For the latter, there is another (and the only other) OT saint who experienced rapture without experiencing death: Elijah (2 Ki. 1-12). Some Bible scholars even speculated during the 7-year Tribulations, the two witnesses in Jerusalem, who will prophesy in God’s name but eventually be killed by the Anti-Christ and then rise again, are Enoch and Elijah (Rev. 11:1-13).

But for the former, NIV Study Bible note says, “The phrase replaces the word lived in other paragraphs of the chapter and reminds us that there is a difference between walking with God and merely living.” The phrase “walking with God” was only used in the OT to describe Enoch and Noah (Gen. 6:9). It is not an abstract conception, nor is it a supernatural pageantry; it simply indicates closeness and harmony with God. And as can see, the intimacy Enoch had with God was later commended by NT writer in Heb. 11:5. Most assuredly, as God’s elect, it is imperative that we walk with the Lord. The question, then, becomes, how can we walk with the Lord? Cf. Gen. 17:1, Deut. 13:4, Mic. 6:8.

Enoch’s life was short, but by no way insignificant. He even proclaimed the word of God against the wicked culture he lived in (Jude 14-16).
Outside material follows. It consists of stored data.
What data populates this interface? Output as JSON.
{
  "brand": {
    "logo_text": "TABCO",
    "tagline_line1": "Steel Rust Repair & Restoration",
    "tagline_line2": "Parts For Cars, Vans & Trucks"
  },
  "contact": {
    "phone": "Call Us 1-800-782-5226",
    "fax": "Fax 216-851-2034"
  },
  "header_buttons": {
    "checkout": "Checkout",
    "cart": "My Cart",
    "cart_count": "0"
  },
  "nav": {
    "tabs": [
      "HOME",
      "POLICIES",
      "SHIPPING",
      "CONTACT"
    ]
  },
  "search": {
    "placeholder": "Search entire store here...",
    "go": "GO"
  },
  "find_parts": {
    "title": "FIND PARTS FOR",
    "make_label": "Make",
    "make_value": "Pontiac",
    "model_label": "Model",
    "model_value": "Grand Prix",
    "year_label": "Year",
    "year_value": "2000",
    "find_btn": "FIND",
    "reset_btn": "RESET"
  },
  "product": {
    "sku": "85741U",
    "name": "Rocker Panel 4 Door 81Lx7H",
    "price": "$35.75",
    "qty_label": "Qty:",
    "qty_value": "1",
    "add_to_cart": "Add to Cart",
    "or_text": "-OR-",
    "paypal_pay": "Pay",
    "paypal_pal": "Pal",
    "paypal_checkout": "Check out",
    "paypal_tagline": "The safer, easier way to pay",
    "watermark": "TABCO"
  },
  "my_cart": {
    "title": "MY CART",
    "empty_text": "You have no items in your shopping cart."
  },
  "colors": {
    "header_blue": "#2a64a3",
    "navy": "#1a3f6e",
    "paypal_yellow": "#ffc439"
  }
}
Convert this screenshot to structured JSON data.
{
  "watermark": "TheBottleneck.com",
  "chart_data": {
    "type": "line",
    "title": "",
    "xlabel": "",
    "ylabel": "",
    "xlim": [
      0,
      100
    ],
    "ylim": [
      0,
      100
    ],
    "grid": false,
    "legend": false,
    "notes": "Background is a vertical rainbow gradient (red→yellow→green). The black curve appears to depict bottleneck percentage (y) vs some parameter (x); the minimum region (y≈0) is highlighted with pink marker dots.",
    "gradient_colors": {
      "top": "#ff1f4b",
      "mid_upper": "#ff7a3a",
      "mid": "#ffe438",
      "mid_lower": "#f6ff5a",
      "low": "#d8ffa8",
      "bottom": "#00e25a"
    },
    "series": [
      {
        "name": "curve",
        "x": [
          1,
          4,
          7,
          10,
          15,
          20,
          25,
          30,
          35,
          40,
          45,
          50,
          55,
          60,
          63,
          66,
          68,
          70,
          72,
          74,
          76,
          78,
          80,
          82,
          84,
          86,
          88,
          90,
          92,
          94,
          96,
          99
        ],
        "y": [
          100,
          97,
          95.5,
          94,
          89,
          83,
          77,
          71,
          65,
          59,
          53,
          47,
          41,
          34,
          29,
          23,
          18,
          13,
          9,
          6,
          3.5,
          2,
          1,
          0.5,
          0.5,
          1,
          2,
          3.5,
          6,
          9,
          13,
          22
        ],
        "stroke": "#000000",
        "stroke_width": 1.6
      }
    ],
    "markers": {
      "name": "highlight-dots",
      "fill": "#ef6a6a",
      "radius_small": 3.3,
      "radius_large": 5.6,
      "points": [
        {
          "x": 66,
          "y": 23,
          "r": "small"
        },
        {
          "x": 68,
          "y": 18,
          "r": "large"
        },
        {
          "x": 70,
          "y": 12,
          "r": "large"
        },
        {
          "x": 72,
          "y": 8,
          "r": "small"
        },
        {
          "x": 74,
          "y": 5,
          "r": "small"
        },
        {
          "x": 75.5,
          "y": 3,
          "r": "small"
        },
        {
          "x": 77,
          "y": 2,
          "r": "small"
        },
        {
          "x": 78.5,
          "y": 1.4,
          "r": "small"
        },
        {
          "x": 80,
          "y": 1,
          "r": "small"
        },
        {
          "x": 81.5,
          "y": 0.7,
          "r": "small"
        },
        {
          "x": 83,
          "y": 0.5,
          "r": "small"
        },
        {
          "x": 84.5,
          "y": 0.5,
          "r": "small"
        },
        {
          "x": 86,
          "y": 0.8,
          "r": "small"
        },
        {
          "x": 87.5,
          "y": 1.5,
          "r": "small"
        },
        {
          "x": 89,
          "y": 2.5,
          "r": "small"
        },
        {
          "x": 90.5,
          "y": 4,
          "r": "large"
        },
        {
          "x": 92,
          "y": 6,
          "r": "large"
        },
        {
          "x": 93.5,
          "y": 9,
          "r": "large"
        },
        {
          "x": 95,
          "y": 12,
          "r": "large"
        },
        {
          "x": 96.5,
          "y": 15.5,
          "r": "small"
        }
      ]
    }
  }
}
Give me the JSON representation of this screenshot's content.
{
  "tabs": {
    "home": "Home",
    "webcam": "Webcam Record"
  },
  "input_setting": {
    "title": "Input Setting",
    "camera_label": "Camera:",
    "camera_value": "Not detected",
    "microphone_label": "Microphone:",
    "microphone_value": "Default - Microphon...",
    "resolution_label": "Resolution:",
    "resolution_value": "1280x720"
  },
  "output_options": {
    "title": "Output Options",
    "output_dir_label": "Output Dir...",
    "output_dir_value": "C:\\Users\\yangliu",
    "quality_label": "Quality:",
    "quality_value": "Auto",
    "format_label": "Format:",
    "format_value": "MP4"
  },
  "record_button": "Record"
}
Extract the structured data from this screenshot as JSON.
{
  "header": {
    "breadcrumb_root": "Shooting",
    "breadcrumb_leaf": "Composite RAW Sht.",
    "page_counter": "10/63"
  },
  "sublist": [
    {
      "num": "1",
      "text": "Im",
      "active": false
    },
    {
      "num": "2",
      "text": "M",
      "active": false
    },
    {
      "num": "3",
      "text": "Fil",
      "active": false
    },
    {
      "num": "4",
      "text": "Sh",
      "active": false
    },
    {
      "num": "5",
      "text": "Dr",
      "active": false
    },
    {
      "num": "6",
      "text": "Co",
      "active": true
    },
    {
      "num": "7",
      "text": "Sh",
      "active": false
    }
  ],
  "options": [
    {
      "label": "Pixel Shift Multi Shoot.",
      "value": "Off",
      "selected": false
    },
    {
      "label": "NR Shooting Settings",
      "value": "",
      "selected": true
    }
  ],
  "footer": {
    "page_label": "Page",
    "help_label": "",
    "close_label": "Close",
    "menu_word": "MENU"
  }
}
Enoch lived in an age of increasing depravity; yet he remained faithful and pure.

v.25. “Methuselah…”

Reflection: An interesting note here is that Methuselah in Hebrew means “he dies, there is a dart”, or “he dies, there is a sending forth”, or simply “something will come after he dies”. The thing is, of course, the Flood. Another interesting note is that Methuselah lived 969 years, the longest record on earth.

v.29. “Out of the ground that the Lord has cursed this one shall bring us relief from our work and from the painful toil of our hands.”

Reflection:

(1) The Hebrew words for rest and comfort are nuakh and nakham, respectively, both of which resembles Noah (Hb. noakh). Noah was a righteous man (Gen. 6:9), and his faith had made it to the Hall of Fame of the Faithful (Heb. 11:7).

(2) Lamech understood the curse of sin. He personally felt the burden of it. That’s why he named his son “comfort and rest”. Do we feel the same way, as Rom. 8:22-24 puts it, groan inwardly for the redemption of our bodies? Lamech might not truly find his peace in Noah; yet we have found our peace in the Lord (Jn. 16:33).